Le défendeur, non comparant, n’apporte par définition aucun élément de nature à contester le principe ni le montant de cette dette.
Il sera par conséquent condamné au paiement de cette somme de 3. 400 €, avec les intérêts au taux légal sur la somme de 1. 500 € à compter du commandement de payer (31 juillet 2023) et à compter du présent jugement pour le surplus, conformément aux dispositions de l'article 1231-6 du code civil.
Sur la fixation de l'indemnité d'occupation
Selon l'article 1730 du code civil, à l'expiration du bail le locataire doit restituer les locaux. La restitution des lieux implique la remise des clefs.
Aux termes de l'article 1240 du code civil, tout fait quelconque de l'homme, qui cause à autrui un dommage, oblige celui par la faute duquel il est arrivé à le réparer. Il résulte de ce texte que l'occupant sans droit ni titre d'un local est tenu d'une indemnité d'occupation envers le propriétaire. L'indemnité d'occupation, dont la nature mixte, compensatoire et indemnitaire, constitue la contrepartie de l'occupation du bien après résiliation du bail et de son indisponibilité pour le bailleur.
En l'espèce, le bail se trouve résilié depuis le 1er septembre 2023, Monsieur [Z] [Y] est occupant sans droit ni titre depuis cette date.

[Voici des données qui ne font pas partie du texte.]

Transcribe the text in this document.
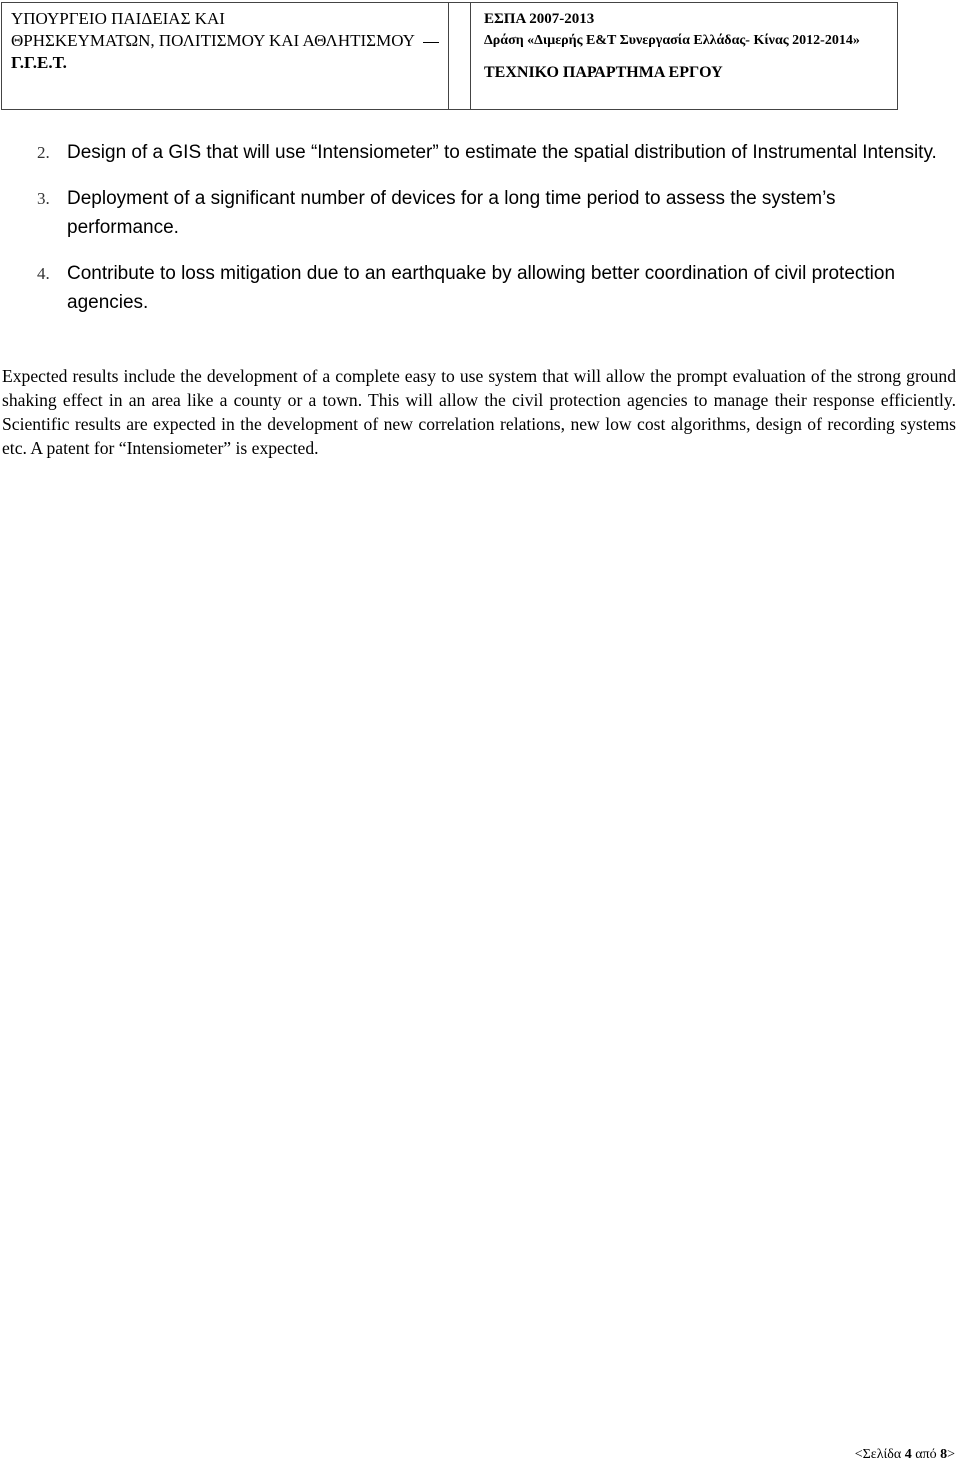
ΥΠΟΥΡΓΕΙΟ ΠΑΙΔΕΙΑΣ ΚΑΙ
ΘΡΗΣΚΕΥΜΑΤΩΝ, ΠΟΛΙΤΙΣΜΟΥ ΚΑΙ ΑΘΛΗΤΙΣΜΟΥ
Γ.Γ.Ε.Τ.
ΕΣΠΑ 2007-2013
Δράση «Διμερής Ε&Τ Συνεργασία Ελλάδας- Κίνας 2012-2014»
ΤΕΧΝΙΚΟ ΠΑΡΑΡΤΗΜΑ ΕΡΓΟΥ
2. Design of a GIS that will use “Intensiometer” to estimate the spatial distribution of Instrumental Intensity.
3. Deployment of a significant number of devices for a long time period to assess the system’s performance.
4. Contribute to loss mitigation due to an earthquake by allowing better coordination of civil protection agencies.
Expected results include the development of a complete easy to use system that will allow the prompt evaluation of the strong ground shaking effect in an area like a county or a town. This will allow the civil protection agencies to manage their response efficiently. Scientific results are expected in the development of new correlation relations, new low cost algorithms, design of recording systems etc. A patent for “Intensiometer” is expected.
<Σελίδα 4 από 8>
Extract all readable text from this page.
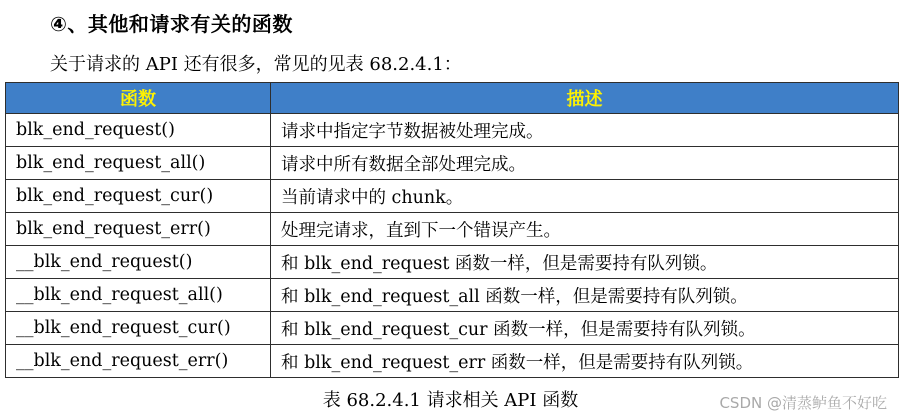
④、其他和请求有关的函数
关于请求的 API 还有很多，常见的见表 68.2.4.1：
函数	描述
blk_end_request()	请求中指定字节数据被处理完成。
blk_end_request_all()	请求中所有数据全部处理完成。
blk_end_request_cur()	当前请求中的 chunk。
blk_end_request_err()	处理完请求，直到下一个错误产生。
__blk_end_request()	和 blk_end_request 函数一样，但是需要持有队列锁。
__blk_end_request_all()	和 blk_end_request_all 函数一样，但是需要持有队列锁。
__blk_end_request_cur()	和 blk_end_request_cur 函数一样，但是需要持有队列锁。
__blk_end_request_err()	和 blk_end_request_err 函数一样，但是需要持有队列锁。
表 68.2.4.1 请求相关 API 函数	CSDN @清蒸鲈鱼不好吃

Il sera également condamné au paiement d'une indemnité mensuelle d’occupation pour la période courant du 1er novembre 2023 à la date de la libération effective et définitive des lieux. Cette indemnité mensuelle d'occupation sera fixée au montant du loyer et des charges, tel qu'il aurait été si le contrat s'était poursuivi, afin de réparer le préjudice découlant pour le demandeur de l'occupation indue de son bien et de son impossibilité de le relouer.
Sur la demande de dommages et intérêts :
Aux termes de l’article 1231-6 du code civil, le créancier auquel son débiteur en retard a causé, par sa mauvaise foi, un préjudice indépendant de ce retard, peut obtenir des dommages et intérêts distincts des intérêts moratoires de la créance .
En l’espèce, Madame [F] [E] ne justifie pas de l’existence d'un préjudice qui serait distinct de celui causé par le retard et qui sera réparé par les intérêts moratoires assortissant la créance .
Il convient en conséquence de rejeter la demande de dommages et intérêts.
III. SUR LES DEMANDES ACCESSOIRES :
Monsieur [Z] [Y], partie perdante, supportera la charge des dépens, qui comprendront notamment le coût du commandement de payer, de la saisine de la Commission de coordination des actions de prévention des expulsions locatives, de l’assignation et de sa notification à la préfecture.
Compte tenu des démarches judiciaires qu’a dû accomplir Madame [F] [E], Monsieur [Z] [Y] sera condamné à lui verser une somme de 1. 000 € au titre de l’article 700 du code de procédure civile.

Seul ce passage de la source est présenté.